Su 3570 quote assegnate ne furono vendute 480 prima del divieto ventennale, che favorirono da una parte il processo di concentrazione delle quote nelle mani della grande proprietà terriera e dall’altra la formazione della piccola proprietà terriera contadina, con conseguente costruzione, da parte di questi ultimi, di abitazioni rurali nelle contrade più distanti da Gioia e con la conduzione diretta da parte della famiglia del proprietario che viveva e lavorava sulla stessa terra.
Questi assegnatari con la loro laboriosità e con grandi sacrifici non sempre riuscirono a trasformare zone boschive, pascoli e terre incolte in vigneti, mandorleti, uliveti, come speravano, non solo perché non avevano i mezzi necessari per ridurle a coltivazione, ma anche perché molti terreni non essendo stati coltivati da tempi immemorabili erano ricoperti da sterpi, siepi ed erbe nocive alla coltivazione e a volte presentavano vaste zone rocciose e quindi scarsamente utilizzabili.
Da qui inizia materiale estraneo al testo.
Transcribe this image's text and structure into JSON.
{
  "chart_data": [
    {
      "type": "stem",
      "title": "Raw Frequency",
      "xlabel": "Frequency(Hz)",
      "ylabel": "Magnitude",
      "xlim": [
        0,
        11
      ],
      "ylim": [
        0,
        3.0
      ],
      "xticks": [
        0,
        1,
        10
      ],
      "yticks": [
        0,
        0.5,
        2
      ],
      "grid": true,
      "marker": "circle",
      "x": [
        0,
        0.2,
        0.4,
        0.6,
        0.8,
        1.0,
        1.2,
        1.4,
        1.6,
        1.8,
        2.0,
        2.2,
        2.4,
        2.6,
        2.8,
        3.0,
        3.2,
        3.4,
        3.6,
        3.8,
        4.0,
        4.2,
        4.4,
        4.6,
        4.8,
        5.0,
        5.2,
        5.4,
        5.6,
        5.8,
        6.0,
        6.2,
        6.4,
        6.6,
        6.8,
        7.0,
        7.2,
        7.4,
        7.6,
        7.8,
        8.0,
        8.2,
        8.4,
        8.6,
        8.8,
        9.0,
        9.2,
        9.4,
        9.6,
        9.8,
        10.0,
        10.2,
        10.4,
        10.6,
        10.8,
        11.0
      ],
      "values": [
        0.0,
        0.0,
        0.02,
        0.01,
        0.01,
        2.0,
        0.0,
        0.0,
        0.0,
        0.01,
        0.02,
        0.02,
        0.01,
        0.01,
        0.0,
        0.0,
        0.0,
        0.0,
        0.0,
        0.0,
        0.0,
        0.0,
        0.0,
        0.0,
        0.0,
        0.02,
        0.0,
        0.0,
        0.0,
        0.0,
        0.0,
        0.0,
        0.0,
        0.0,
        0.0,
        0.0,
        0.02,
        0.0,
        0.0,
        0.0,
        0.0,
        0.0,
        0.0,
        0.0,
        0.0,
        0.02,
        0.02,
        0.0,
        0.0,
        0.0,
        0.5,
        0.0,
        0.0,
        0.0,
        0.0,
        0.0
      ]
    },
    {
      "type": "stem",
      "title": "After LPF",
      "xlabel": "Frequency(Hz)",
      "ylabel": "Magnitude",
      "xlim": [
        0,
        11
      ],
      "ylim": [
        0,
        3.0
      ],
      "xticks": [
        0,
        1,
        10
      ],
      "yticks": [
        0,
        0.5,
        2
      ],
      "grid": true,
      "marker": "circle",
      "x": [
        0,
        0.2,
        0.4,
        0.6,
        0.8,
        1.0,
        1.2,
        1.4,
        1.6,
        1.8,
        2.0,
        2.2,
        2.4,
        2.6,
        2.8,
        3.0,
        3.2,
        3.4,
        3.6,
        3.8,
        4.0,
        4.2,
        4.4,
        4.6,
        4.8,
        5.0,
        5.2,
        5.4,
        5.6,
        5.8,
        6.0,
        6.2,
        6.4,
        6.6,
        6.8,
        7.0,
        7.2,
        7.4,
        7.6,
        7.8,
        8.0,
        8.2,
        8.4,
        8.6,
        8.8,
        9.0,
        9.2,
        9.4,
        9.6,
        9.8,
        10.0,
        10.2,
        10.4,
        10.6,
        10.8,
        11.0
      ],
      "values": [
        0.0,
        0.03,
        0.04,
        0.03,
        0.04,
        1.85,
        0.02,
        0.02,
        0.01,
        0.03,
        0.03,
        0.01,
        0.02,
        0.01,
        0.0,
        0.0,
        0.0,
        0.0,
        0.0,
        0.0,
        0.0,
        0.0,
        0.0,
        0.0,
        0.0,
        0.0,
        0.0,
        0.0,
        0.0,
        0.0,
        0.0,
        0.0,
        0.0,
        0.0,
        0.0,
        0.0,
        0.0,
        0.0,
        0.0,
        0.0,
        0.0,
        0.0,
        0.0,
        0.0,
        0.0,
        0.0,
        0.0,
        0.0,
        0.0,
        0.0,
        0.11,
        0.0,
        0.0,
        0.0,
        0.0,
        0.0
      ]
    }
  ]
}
D’altra parte i concessionari erano in ogni modo soggetti al pagamento del canone e di altri tributi che gravavano dal fatto di avere una benchè minima proprietà terriera, senza la certezza di poter far fede a questi impegni per gli scarsi proventi ricavati dai raccolti.
Nonostante queste difficoltà i partagiaiuoli gioiesi più attivi e speranzosi, una volta entrati in possesso della propria quota avviarono subito le pratiche per ridurre a coltivo l’appezzamento ricevuto; liberarono il terreno dalle pietre affioranti o da quelle in profondità, utilizzandole per la costruzione di muretti a secco, che ne delimitavano la proprietà, o per una piccola casa campestre, la cosiddetta casedda, che richiamava la tipologia del trullo, utilizzata come deposito, e successivamente per una casa colonica, quando l’appezzamento era distante dal paese e richiedeva molto tempo per recarsi a lavorare dal paese in campagna e per rientrare in città, ragion per cui il partagiaiuolo fu costretto a fissare la sua dimora in campagna.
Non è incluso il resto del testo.